Nicola Lazzarini, Jaume Bacardit

Abstract

Current -omics technologies are able to sense the state of a biological sample in a very wide variety of ways. Given the high dimensionality that typically characterises these data, relevant knowledge is often hidden and hard to identify. Machine learning methods, and particularly feature selection algorithms, have proven very effective over the years at identifying small but relevant subsets of variables from a variety of application domains, including -omics data. Many methods exist with varying trade-off between the size of the identified variable subsets and the predictive power of such subsets. In this paper we focus on an heuristic for the identification of biomarkers called RGIFE: Rank Guided Iterative Feature Elimination. RGIFE is guided in its biomarker identification process by the information extracted from machine learning models and incorporates several mechanisms to ensure that it creates minimal and highly predictive features sets.
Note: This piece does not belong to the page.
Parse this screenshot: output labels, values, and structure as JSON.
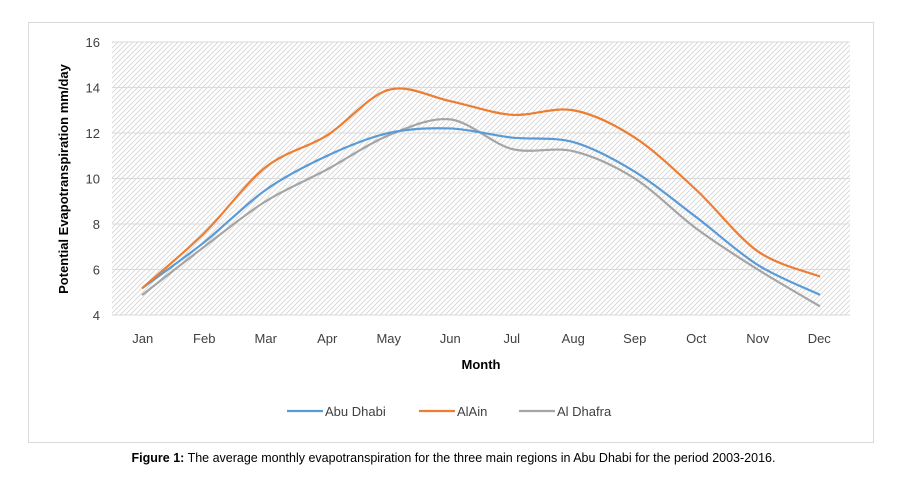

We compare RGIFE against five well-known feature selection algorithms using both synthetic and real (cancer-related transcriptomics) datasets. First, we assess the ability of the methods to identify relevant and highly predictive features. Then, using a prostate cancer dataset as a case study, we look at the biological relevance of the identified biomarkers. We propose RGIFE, a heuristic for the inference of reduced panels of biomarkers that obtains similar predictive performance to widely adopted feature selection methods while selecting significantly fewer feature. Furthermore, focusing on the case study, we show the higher biological relevance of the biomarkers selected by our approach. The RGIFE source code is available at: http://ico2s.org/software/rgife.html .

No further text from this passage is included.